Method: Heat butter, add garlic and saute. Add washed and cleaned spinach leaves and stir for a couple of minutes. Heat water in another pan. When the water comes to a boil, break the eggs on to a spoon and gently slide into the water. Remove the eggs once they have poached for 2 minutes. Place the spinach on a toasted croissant or bagel and serve the eggs over the spinach.

Tomato eggs (Portugal)

Ingredients

4 eggs

4 large tomatoes, finely chopped

4 pods of garlic, chopped

¼ tsp sea salt

¼ tsp freshly ground pepper

½ tsp paprika

¼ cup fresh coriander

Method: Mix the tomatoes and garlic with salt and pepper. Butter the base of a baking dish and place the mixture in it. Sprinkle fresh coriander on top. Break the eggs over the mixture. Sprinkle paprika. Bake the dish for 10 minutes in a pre-heated oven at 190 degrees Celsius.

—Michael Swamy, chef patron, Nueva, Delhi

Egg pizza on a whole wheat base (Turkey)

Ingredients

2 pizza base, or 4 slices of brown bread

2 tbsp olive oil

1 tsp paprika powder

200g spinach

4 eggs

40g cream cheese

60g dill cheese or mozzarella

Fresh mint

20g white onion

10g garlic

Black pepper and sea salt to taste

Method: Blanch the spinach, and drain out the water. Take a hot skillet, add olive oil and sauté spinach with chopped onion and garlic. Add paprika and season with sea salt and black pepper. Take the pizza base and brown it for 3-4 minutes in a convection oven or on a pan. Alternatively, use toasted brown bread.

Spread cream cheese evenly on the pizza base. Top it with dill cheese or grated mozzarella. Spread the spinach mixture over this. Place egg yolks on top of this and bake for 10-12 minutes at 200 degrees Celsius till the eggs are set. Garnish with mint sprigs.

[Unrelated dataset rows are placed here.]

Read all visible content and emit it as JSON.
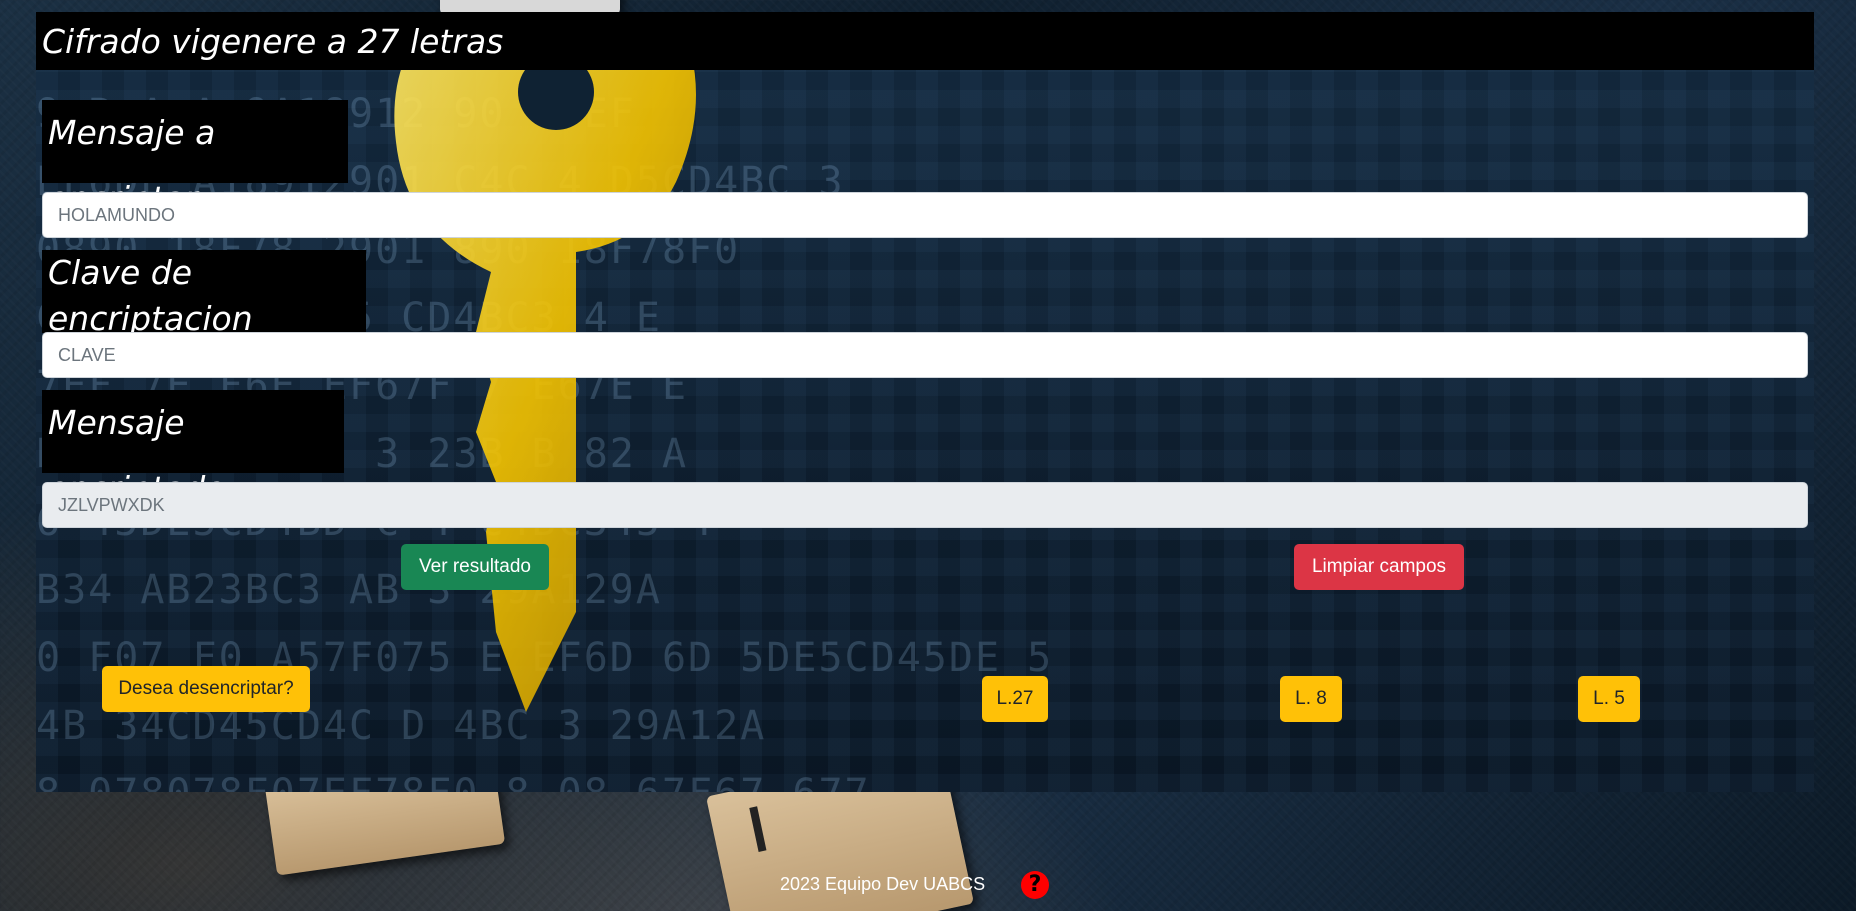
{
  "app": {
    "title": "Cifrado vigenere a 27 letras"
  },
  "form": {
    "message_label": "Mensaje a encriptar",
    "message_value": "HOLAMUNDO",
    "key_label": "Clave de encriptacion",
    "key_value": "CLAVE",
    "result_label": "Mensaje encriptado",
    "result_value": "JZLVPWXDK"
  },
  "actions": {
    "show_result": "Ver resultado",
    "clear_fields": "Limpiar campos",
    "decrypt_prompt": "Desea desencriptar?",
    "mode_27": "L.27",
    "mode_8": "L. 8",
    "mode_5": "L. 5"
  },
  "footer": {
    "text": "2023 Equipo Dev UABCS",
    "help_symbol": "?"
  },
  "colors": {
    "success": "#198754",
    "danger": "#dc3545",
    "warning": "#ffc107",
    "help": "#ff0000"
  },
  "icons": {
    "help": "question-circle-icon"
  }
}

Lemon and egg soup (Japan)

Lemon and egg soup (Japan)

Ingredients

600ml chicken broth

12 prawns

4 boiled eggs

2 tbsp dark soy sauce

40g spring onion

1 beetroot (100g)

80g mushroom

40g carrot

1 lemon

White pepper for seasoning

Method: Roughly chop the spring onion, beetroot, mushroom and carrot. Devein the prawns. Heat chicken broth in a saucepan. Add the roughly chopped vegetables, and cook till nearly done. Add the prawns. Season with soy sauce and white pepper. Drop in whole boiled eggs before serving. Squeeze lemon juice and serve hot.

Shakshuka (Israel)

Ingredients

4 eggs

½ medium white onion, chopped

1 clove garlic, minced

1 medium green or red bell pepper, chopped

4 cup tomatoes, diced

1 tsp chilli powder (mild)

1 tsp cumin

1 tsp paprika

A pinch of cayenne pepper or degi mirch

A pinch of sugar

Salt and pepper to taste

1 tsp olive oil

10g feta cheese

½ tbsp fresh chopped parsley

Method: Heat a skillet or sauté pan. Warm olive oil. Sweat the onions and add the garlic followed by bell pepper. Cook for 5-7 minutes. Add the diced tomatoes and simmer for 10 minutes. Add cumin and chilli powders, degi mirch, and paprika. Add a pinch of sugar if the sauce is tangy. Crack the eggs one at a time and space them properly. Add the cheese cubes. Season with salt. Cover and cook for 7-8 minutes. The eggs should be a bit runny. Garnish with parsley and serve hot.